Ce sourire et ce regard, à la fois tendres et déterminés. Cette fossette au menton. Sur les photos, Maurice Demierre a la vingtaine triomphante et le charisme décontracté. Il n’apparaît jamais seul, toujours au milieu d’enfants ou de paysans du Nicaragua.
Ces images iconiques sont signées Rob Brouwer, qui, avec un autre jeune journaliste, avait effectué un reportage sur place en 1983. La Gruyère l’a publié l’année suivante et le rédacteur en chef Michel Gremaud écrivait de Maurice Demierre qu’il était «un bouillant qui se mouille en renonçant au confort». Avec sa compagne Chantal Bianchi, le jeune Gruérien vivait au Nicaragua depuis novembre 1982. Ils étaient los Suizos de Villa Nueva, à 25 kilomètres de la frontière du Honduras.
Deuxième de cinq frères et sœurs, Maurice Demierre est né à Bulle en 1957. Fils de Jacqueline (décédée en 2006) et de Milou Demierre, figure de la gauche gruérienne et infatigable syndicaliste (disparu en 2005), il a grandi dans les valeurs humanistes et chrétiennes. Son idéal reste également marqué par la figure d’un oncle, l’abbé Louis Heimo, missionnaire assassiné en Thaïlande en 1973.


Guerre froide et CIA
Après son bac, Maurice Demierre pense à la prêtrise ou au travail dans le bâtiment. Avec l’idée ferme de partir dans le tiers-monde, comme on disait alors. Il opte pour l’agriculture et passe un diplôme de technicien agricole à Grangeneuve.

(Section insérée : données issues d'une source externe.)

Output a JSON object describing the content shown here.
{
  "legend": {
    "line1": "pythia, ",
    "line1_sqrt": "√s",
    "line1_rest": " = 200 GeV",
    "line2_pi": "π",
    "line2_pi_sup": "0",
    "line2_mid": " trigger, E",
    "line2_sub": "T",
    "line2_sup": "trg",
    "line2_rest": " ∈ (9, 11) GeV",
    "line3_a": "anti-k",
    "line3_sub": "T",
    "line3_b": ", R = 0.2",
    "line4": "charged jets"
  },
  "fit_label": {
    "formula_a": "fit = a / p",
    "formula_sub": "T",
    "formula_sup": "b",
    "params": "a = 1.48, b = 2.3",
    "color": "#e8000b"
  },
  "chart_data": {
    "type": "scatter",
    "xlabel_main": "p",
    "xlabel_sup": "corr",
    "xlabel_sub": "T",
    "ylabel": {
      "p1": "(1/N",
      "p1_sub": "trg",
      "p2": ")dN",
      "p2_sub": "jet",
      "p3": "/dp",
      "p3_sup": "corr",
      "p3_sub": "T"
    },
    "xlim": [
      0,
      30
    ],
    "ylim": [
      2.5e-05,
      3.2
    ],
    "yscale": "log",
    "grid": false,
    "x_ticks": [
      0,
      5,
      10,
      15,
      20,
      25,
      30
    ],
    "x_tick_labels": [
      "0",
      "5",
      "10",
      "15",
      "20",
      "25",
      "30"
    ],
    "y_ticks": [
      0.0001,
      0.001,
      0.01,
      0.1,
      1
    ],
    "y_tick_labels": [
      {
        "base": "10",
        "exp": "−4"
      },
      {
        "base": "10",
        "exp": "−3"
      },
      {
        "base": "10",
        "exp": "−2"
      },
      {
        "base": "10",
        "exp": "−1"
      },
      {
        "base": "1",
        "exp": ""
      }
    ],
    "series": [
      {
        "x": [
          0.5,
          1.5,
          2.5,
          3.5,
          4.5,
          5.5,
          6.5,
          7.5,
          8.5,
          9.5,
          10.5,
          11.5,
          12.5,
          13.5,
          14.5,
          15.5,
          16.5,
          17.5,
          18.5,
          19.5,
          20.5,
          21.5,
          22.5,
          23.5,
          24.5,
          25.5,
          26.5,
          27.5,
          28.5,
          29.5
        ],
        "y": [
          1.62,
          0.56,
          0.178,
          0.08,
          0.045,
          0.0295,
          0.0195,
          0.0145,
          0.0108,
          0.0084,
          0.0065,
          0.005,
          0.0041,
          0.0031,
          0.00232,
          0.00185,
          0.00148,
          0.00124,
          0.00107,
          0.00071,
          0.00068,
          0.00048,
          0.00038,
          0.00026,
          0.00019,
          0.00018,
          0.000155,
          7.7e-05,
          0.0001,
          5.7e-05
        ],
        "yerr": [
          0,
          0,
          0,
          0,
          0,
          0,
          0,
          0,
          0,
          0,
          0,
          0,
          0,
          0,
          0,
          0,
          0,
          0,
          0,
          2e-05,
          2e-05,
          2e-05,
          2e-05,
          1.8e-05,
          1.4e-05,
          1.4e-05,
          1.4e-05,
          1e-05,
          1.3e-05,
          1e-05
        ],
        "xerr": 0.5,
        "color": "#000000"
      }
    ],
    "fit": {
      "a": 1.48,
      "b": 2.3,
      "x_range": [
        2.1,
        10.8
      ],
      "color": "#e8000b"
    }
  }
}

En 1977, il adhère à l’ONG Frères sans frontières (aujourd’hui E-changer). Trois ans plus tard, il rencontre Chantal Bianchi, jeune institutrice lausannoise qui renonce à ses rêves de théâtre pour suivre son amoureux. Au Nicaragua, Maurice Demierre et Chantal Bianchi travaillent à l’amélioration des conditions de vie de paysans du nord-ouest, par la formation aux techniques agricoles et la construction de logements.


«La vie est un mouvement…»
Depuis que les sandinistes (du nom de César Augusto Sandino, leader de la guerilla assassiné en 1934) ont renversé la dictature Somoza, en 1979, un vent de révolution attire alors nombre d’Européens. Pour reconstruire son pays, le nouveau gouvernement mise sur l’enseignement, la santé, la réforme agraire. Mais la guerre froide fait toujours régner sa peur obsessionnelle du communisme et les Etats-Unis encouragent la contre-révolution, dès 1982. Soutenus par la CIA, les contras multiplient les assassinats: on estime que jusqu’au cessez-le-feu de 1988, ils feront près de 30000 morts.
Le dimanche 16 février 1986, environ un mois avant la fin de son travail au Nicaragua pour Frères sans frontières, Maurice Demierre conduit une camionnette ramenant dans leur village une quinzaine de femmes, venues assister à une cérémonie religieuse. Une mine explose, suivie d’une fusillade. Le Gruérien est tué, ainsi que cinq paysannes. Il avait 29 ans.
Après la tragédie, qui marque fortement l’ensemble de la Suisse, Chantal Bianchi continue de se battre pour leur idéal et pour témoigner de la réalité des communautés paysannes du Nicaragua. En 1999, elle crée, avec son frère Claude et la famille de son ex-fiancé, l’Association Maurice Demierre… et la vie continue, dont elle est toujours présidente.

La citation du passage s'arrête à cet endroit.